Perfect Robotics Job, Cloning Robots
Mama-Bots Makes Baby-Bots, Perfect Robotics Job. Rosie The Robot winning cake entry. betweenthepagesblog.


Imagine a mama robot cloning herself into a whole family of bots. Thank goodness that can’t happen…or can it?

Mama-Bots’ Robotics Job: Babies

Think of the chilling, robotic voice of Hal in the movie 2001: A Space Odyssey. Science fiction has a wonderful way of anticipating the future. I’m fond of R2D2’s and CP3O’s robotics jobs, but I find the too-fast-to-track robots that haunt the movie theaters today a little unnerving.

Robots can clone themselves now, and they are getting pretty good at building a better robot. University of Cambridge scientists have designed a mother robot whose robotics jobs is to build baby robots. Once a robot becomes self-aware and self-duplicating (replicating); she can use her machine intelligence to build her children bigger (or smaller for nanobots), faster, and ever-better.

How Mama-Bot Did It

The robot cloning machine scientists (roboticists) are led by Cambridge Engineering researcher and roboticist Fumya Iida. They published the research about their mother-bot, an arm-shaped robot. Their paper describes how the team instructed her to build 10 children and decide which of her baby-bots performed best.

For example:

“The mother measured how far one of its babies could travel from its starting position in a given amount of time.”

She used natural selection to decide which bot was the best, and then she cloned that one. According to Iida:

“Natural selection is basically reproduction, assessment, reproduction, assessment and so on. That’s essentially what this robot is doing—we can actually watch the improvement and diversification of the species.”

Mama-Bot Did Great!

Iida and team programmed the mother robot to incorporate the improved information on her next robotics job – building the next generation of babies. The purpose of the exercise was to find out if there was any difference between a scientist’s simulation and the actual process of the mother-bot building baby-bots. The difference was astounding. Mother-bots build better baby-bots!

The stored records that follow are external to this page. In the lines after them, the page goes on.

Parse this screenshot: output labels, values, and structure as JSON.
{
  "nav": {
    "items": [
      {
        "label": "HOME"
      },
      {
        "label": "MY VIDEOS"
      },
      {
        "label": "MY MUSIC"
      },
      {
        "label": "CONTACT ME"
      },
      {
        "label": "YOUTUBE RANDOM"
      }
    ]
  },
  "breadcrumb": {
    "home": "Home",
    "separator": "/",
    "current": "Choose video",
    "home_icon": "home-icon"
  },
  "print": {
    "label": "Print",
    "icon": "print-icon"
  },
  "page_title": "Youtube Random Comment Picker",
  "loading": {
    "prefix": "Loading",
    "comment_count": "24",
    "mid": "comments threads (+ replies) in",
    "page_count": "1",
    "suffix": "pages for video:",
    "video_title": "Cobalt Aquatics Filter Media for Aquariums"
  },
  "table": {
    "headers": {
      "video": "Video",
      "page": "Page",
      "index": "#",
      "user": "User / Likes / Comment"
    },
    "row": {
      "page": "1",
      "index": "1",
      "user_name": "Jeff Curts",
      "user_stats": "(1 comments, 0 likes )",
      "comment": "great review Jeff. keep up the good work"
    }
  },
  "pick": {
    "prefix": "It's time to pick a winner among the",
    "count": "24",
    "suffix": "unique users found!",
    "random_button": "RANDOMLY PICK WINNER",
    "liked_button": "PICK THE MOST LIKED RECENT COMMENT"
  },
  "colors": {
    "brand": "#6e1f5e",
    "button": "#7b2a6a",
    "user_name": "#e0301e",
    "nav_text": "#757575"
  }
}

Iida looks to nature for ideas about how to better design robots:

“One of the big questions in biology is how intelligence came about—we’re using robotics to explore this mystery. We think of robots as performing repetitive tasks, and they’re typically designed for mass production instead of mass customization, but we want to see robots that are capable of innovation and creativity.”

Rosie The Robot

As far as humanoid robots go, Iida thinks we are decades away:

“It’s still a long way to go before we’ll have robots that look, act, and think like us. But what we do have are a lot of enabling technologies that will help us import some aspects of biology to the engineering world.”

I wonder if mama-bots ever worry about their baby-bots sending them to the robot nursing home? That must be where Rosie The Robot, from the ‘60’s television show, The Jetsons, most surely went. It would break my heart to think otherwise.